Re: Debian mailing lists archives as mbox (was: Re: [Soc-coordination] Debian Teams Activity Metrics - Report IV) [Update]
Andreas Tille schrieb am Thursday, den 04. August 2011:
> On Thu, Aug 04, 2011 at 09:44:49AM +0200, Alexander Wirt wrote:
> > We had an ongoing discussion about privacy and so
> > spam and so on about the mboxes. We even managed to get consense yesterday.

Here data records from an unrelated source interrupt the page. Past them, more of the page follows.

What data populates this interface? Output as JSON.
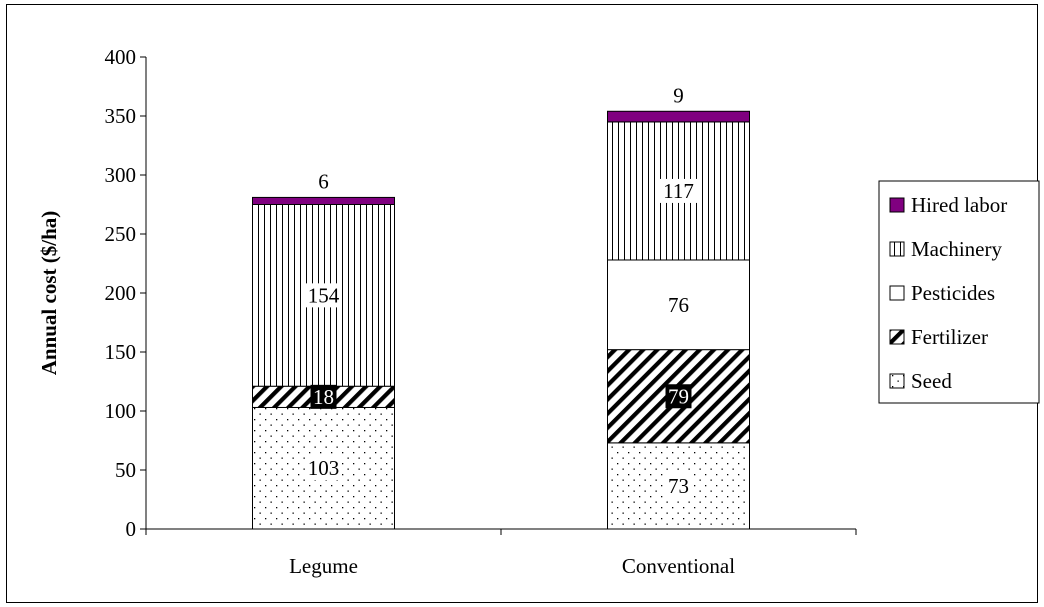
{
  "chart_data": {
    "type": "bar",
    "stacked": true,
    "title": "",
    "xlabel": "",
    "ylabel": "Annual cost ($/ha)",
    "ylim": [
      0,
      400
    ],
    "yticks": [
      0,
      50,
      100,
      150,
      200,
      250,
      300,
      350,
      400
    ],
    "grid": false,
    "legend_position": "right",
    "categories": [
      "Legume",
      "Conventional"
    ],
    "series": [
      {
        "name": "Seed",
        "values": [
          103,
          73
        ],
        "fill": "dots",
        "color": "#ffffff",
        "labels": [
          "103",
          "73"
        ],
        "label_style": "white-box"
      },
      {
        "name": "Fertilizer",
        "values": [
          18,
          79
        ],
        "fill": "diagonal-hatch",
        "color": "#ffffff",
        "labels": [
          "18",
          "79"
        ],
        "label_style": "black-box"
      },
      {
        "name": "Pesticides",
        "values": [
          0,
          76
        ],
        "fill": "solid",
        "color": "#ffffff",
        "labels": [
          "",
          "76"
        ],
        "label_style": "white-box"
      },
      {
        "name": "Machinery",
        "values": [
          154,
          117
        ],
        "fill": "vertical-hatch",
        "color": "#ffffff",
        "labels": [
          "154",
          "117"
        ],
        "label_style": "white-box"
      },
      {
        "name": "Hired labor",
        "values": [
          6,
          9
        ],
        "fill": "solid",
        "color": "#800080",
        "labels": [
          "6",
          "9"
        ],
        "label_style": "above"
      }
    ]
  }
}
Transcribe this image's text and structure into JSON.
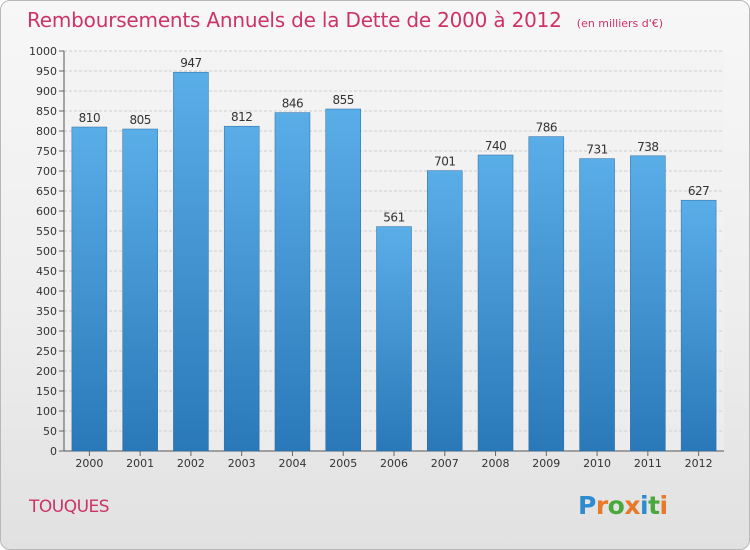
{
  "chart_data": {
    "type": "bar",
    "title": "Remboursements Annuels de la Dette de 2000 à 2012",
    "subtitle": "(en milliers d'€)",
    "categories": [
      "2000",
      "2001",
      "2002",
      "2003",
      "2004",
      "2005",
      "2006",
      "2007",
      "2008",
      "2009",
      "2010",
      "2011",
      "2012"
    ],
    "values": [
      810,
      805,
      947,
      812,
      846,
      855,
      561,
      701,
      740,
      786,
      731,
      738,
      627
    ],
    "ylim": [
      0,
      1000
    ],
    "ytick_step": 50,
    "grid": true,
    "xlabel": "",
    "ylabel": "",
    "bar_color_top": "#5aaee8",
    "bar_color_bottom": "#2a78b8"
  },
  "location": "TOUQUES",
  "logo": {
    "text": "Proxiti",
    "letter_colors": [
      "#2e8bd0",
      "#e8782a",
      "#4aa83c",
      "#e8782a",
      "#2e8bd0",
      "#4aa83c",
      "#e8782a"
    ]
  },
  "colors": {
    "accent": "#cc3366"
  }
}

> To bring some light into this I would like to publish this consense we
> A filter needs to be written (most probably this will be done
> by Sukhbir who should test this on any mbox because he is not
> allowed to access original mboxes). The filter should have the
> following features:
> - Parse the existing mboxes and strip them down to the following
> Message-id: <ID>
> From: Name of poster <firstname.lastname@example.org>
> Date: Date
> Subject: Subject
> - Remove those Message-IDs which should be removed (just
> detected SPAM)
> - Publish these mboxes (it was not yet specified by listmaster
> whether for general http download or only for specific users)
Just for the record. The mboxes are not for being published. We are currently
working on getting more data privacy protection in the archive so just
publishing the mboxes would just be counterproductive.
Ok, after thinking about it you can include In-reply-to and References. I
don't see why X-Spam should be useful for you.